On the other hand, the CBG boss said, the total expenditure and net lending amounted to D6.1 billion, an increase from D5.1 billion registered in the first half of 2014.
According to Colley’s explanation, the government’s interest payment has increased to 81 per cent, which led to the increase in recurrent expenditure to D3.9 billion or by 17.1 per cent.

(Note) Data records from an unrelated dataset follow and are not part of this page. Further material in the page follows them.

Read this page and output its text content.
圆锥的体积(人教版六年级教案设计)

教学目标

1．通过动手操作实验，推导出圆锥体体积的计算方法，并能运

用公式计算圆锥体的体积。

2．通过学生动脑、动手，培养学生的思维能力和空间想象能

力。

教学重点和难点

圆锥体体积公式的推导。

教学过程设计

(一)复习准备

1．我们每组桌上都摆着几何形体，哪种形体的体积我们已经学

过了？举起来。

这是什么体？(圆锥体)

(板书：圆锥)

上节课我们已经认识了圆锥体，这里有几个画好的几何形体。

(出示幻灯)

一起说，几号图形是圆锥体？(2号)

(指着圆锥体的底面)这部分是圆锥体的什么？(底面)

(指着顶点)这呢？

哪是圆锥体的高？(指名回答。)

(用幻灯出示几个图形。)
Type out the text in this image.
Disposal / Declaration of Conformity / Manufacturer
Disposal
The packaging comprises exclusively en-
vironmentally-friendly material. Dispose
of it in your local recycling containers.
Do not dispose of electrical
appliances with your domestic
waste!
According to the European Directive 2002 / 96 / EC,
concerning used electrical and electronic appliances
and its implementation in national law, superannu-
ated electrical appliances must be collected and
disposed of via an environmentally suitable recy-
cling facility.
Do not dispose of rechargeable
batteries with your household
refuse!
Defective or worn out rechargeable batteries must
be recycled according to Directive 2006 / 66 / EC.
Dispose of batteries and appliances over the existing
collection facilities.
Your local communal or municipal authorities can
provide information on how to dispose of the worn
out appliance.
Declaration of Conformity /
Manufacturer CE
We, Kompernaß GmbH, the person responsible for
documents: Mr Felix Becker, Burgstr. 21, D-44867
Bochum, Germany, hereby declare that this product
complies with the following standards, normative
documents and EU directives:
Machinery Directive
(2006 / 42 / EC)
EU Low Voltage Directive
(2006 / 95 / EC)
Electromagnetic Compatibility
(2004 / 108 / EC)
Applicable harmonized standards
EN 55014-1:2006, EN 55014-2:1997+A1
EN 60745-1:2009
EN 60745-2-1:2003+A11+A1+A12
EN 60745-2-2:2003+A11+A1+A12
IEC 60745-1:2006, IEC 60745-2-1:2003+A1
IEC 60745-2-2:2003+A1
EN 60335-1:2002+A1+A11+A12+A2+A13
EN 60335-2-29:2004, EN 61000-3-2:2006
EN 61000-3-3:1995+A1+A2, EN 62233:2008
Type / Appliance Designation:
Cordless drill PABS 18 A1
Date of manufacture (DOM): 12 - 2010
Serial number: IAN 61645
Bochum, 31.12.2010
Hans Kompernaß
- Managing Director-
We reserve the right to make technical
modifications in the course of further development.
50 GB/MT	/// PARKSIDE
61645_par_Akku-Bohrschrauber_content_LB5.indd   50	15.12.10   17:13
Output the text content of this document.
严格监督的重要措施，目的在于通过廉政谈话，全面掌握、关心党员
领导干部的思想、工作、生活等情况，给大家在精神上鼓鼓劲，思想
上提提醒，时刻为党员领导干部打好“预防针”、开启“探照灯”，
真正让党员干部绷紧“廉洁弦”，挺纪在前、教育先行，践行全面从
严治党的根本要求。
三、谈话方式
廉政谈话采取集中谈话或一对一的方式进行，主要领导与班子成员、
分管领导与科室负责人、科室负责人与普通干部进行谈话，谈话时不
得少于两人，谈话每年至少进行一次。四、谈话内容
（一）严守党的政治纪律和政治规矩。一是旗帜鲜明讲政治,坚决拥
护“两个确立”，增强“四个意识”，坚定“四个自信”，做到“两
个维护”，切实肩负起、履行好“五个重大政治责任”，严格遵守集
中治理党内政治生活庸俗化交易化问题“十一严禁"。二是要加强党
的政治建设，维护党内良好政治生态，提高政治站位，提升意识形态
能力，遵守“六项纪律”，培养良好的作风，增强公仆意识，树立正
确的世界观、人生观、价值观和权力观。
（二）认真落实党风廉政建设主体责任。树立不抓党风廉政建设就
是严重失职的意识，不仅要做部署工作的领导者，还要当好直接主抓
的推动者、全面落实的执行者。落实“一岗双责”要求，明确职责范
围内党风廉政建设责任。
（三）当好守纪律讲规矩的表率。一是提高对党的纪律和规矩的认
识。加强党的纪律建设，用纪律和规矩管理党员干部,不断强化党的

Now let us hear the IMF version of what the problem is:
A mission from the International Monetary Fund (IMF) led by Bhaswar Mukhopadhyay, visited Banjul from June 9-22, 2015 to conduct discussions for the 2015 Article IV consultations and to take stock of performance under the Staff Monitored Program (SMP) approved in April 20151. At the end of the mission Mr. Mukhopadhyay issued the following statement:
“The Gambian economy experienced sizable exogenous shocks in 2014 on top of persistent policy slippages. The regional Ebola outbreak is estimated to have cut tourism receipts for the 2014/15 season by more than half while the delayed summer rains in 2014 led to a 15 percent decline of the year’s crop with serious implications for food security. These shocks come in the wake of an extended period of weak policy implementation, putting additional pressure on the current account, fiscal deficits and public debt. Real GDP contracted by about 0.25 percent in 2014 while inflation increased to about 7 percent at end-2014 from 5.5 at end-2013. Gross international reserves declined from almost 5 months of imports at end-2013 to 3.7 months at end-2014 while public debt rose sharply to 100 percent of GDP as at end-2014.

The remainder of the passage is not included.